In: StatPearls [Internet]. Treasure Island (FL): StatPearls Publishing; 2024 Jan.


Anterior cord syndrome is an incomplete spinal cord syndrome that predominantly affects the anterior two-thirds of the spinal cord, resulting in motor deficits and loss of sensory function in pain and temperature. The patient presentation varies depending on the portion of the spinal cord affected and the time to treatment. Other findings include back pain or autonomic dysfunction, such as hypotension, neurogenic bowel or bladder, and sexual dysfunction. The severity of motor dysfunction can vary, typically resulting in paraplegia or quadriplegia depending on how rostral the level of the spinal cord involved is.

The syndrome is caused by ischemia within the anterior spinal artery (ASA), which supplies blood to the anterior two-thirds of the spinal cord. The ASA forms from the bilateral vertebral arteries at the foramen magnum. The ASA runs as an uninterrupted artery within the anterior median sulcus of the spinal cord to the conus medullaris. Radicular arteries enter the spinal canal through the intervertebral foramen and primarily supply the nerve roots; however, some anastomoses contribute to the ASA. The largest of these radicular arteries is the artery of Adamkiewicz, which most commonly arises off of a left intercostal artery between segments T9 to T12 but can vary anatomically. The ASA branches into small sulcal and penetrating arteries that enter the body of the spinal cord.

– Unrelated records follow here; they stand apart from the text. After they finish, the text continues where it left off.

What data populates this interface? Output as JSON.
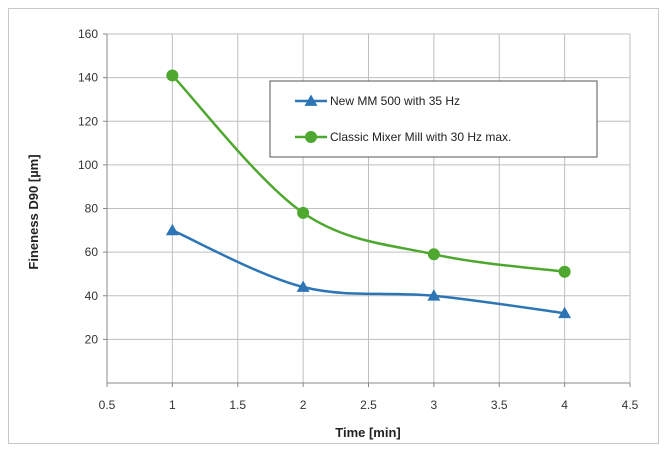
{
  "chart_data": {
    "type": "line",
    "title": "",
    "xlabel": "Time [min]",
    "ylabel": "Fineness D90 [µm]",
    "xlim": [
      0.5,
      4.5
    ],
    "ylim": [
      0,
      160
    ],
    "x_ticks": [
      "0.5",
      "1",
      "1.5",
      "2",
      "2.5",
      "3",
      "3.5",
      "4",
      "4.5"
    ],
    "y_ticks": [
      "20",
      "40",
      "60",
      "80",
      "100",
      "120",
      "140",
      "160"
    ],
    "grid": true,
    "legend_position": "top-right",
    "series": [
      {
        "name": "New MM 500 with 35 Hz",
        "color": "#2e75b6",
        "marker": "triangle",
        "x": [
          1,
          2,
          3,
          4
        ],
        "y": [
          70,
          44,
          40,
          32
        ]
      },
      {
        "name": "Classic Mixer Mill with 30 Hz max.",
        "color": "#4ea72e",
        "marker": "circle",
        "x": [
          1,
          2,
          3,
          4
        ],
        "y": [
          141,
          78,
          59,
          51
        ]
      }
    ]
  }
}
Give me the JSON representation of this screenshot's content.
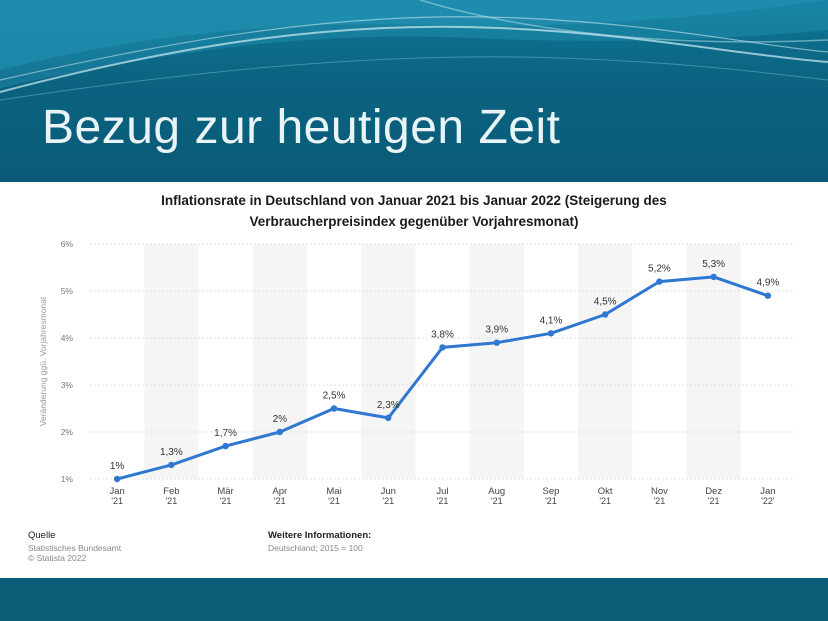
{
  "slide": {
    "title": "Bezug zur heutigen Zeit"
  },
  "colors": {
    "header_band": "#0b5d78",
    "line": "#2f77d0",
    "panel": "#ffffff"
  },
  "chart_data": {
    "type": "line",
    "title_line1": "Inflationsrate in Deutschland von Januar 2021 bis Januar 2022 (Steigerung des",
    "title_line2": "Verbraucherpreisindex gegenüber Vorjahresmonat)",
    "ylabel": "Veränderung ggü. Vorjahresmonat",
    "ylim": [
      1,
      6
    ],
    "yticks": [
      {
        "value": 6,
        "label": "6%"
      },
      {
        "value": 5,
        "label": "5%"
      },
      {
        "value": 4,
        "label": "4%"
      },
      {
        "value": 3,
        "label": "3%"
      },
      {
        "value": 2,
        "label": "2%"
      },
      {
        "value": 1,
        "label": "1%"
      }
    ],
    "grid": true,
    "categories": [
      {
        "month": "Jan",
        "year": "'21"
      },
      {
        "month": "Feb",
        "year": "'21"
      },
      {
        "month": "Mär",
        "year": "'21"
      },
      {
        "month": "Apr",
        "year": "'21"
      },
      {
        "month": "Mai",
        "year": "'21"
      },
      {
        "month": "Jun",
        "year": "'21"
      },
      {
        "month": "Jul",
        "year": "'21"
      },
      {
        "month": "Aug",
        "year": "'21"
      },
      {
        "month": "Sep",
        "year": "'21"
      },
      {
        "month": "Okt",
        "year": "'21"
      },
      {
        "month": "Nov",
        "year": "'21"
      },
      {
        "month": "Dez",
        "year": "'21"
      },
      {
        "month": "Jan",
        "year": "'22'"
      }
    ],
    "values": [
      1.0,
      1.3,
      1.7,
      2.0,
      2.5,
      2.3,
      3.8,
      3.9,
      4.1,
      4.5,
      5.2,
      5.3,
      4.9
    ],
    "data_labels": [
      "1%",
      "1,3%",
      "1,7%",
      "2%",
      "2,5%",
      "2,3%",
      "3,8%",
      "3,9%",
      "4,1%",
      "4,5%",
      "5,2%",
      "5,3%",
      "4,9%"
    ]
  },
  "footer": {
    "source_heading": "Quelle",
    "source_line1": "Statistisches Bundesamt",
    "source_line2": "© Statista 2022",
    "info_heading": "Weitere Informationen:",
    "info_line1": "Deutschland; 2015 = 100"
  }
}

The ASA supplies blood to the spinal cord's bilateral anterior and lateral horns and the bilateral spinothalamic tracts and corticospinal tracts. The anterior horns and corticospinal tracts control the somatic motor system from the neck to the feet. The lateral horns span levels T1 to L2 of the spinal cord and comprise the neuronal cell bodies of the sympathetic nervous system. The spinothalamic tracts relay pain, temperature, and sensory information. The anterior spinal artery, with a few radicular artery contributions, is the sole source of blood supply to these areas of the spinal cord via its sulcal and penetrating arteries.

Ischemia of the ASA causes symptoms consistent with the dysfunction of these tracts. Since the ASA is formed from the more cephalad vertebral arteries and runs caudally, the more rostral the location of ischemia, the more widespread or severe the symptoms are. Since the lateral horns are located only between T1 to L2 of the spinal cord, autonomic symptoms are not always present if ischemia does not involve this region. Proprioception, vibratory sense, two-point discrimination, and fine touch are not affected in anterior cord syndrome and are carried by the dorsal column of the spinal cord, which is perfused by two posterior spinal arteries running in the posterior lateral sulci.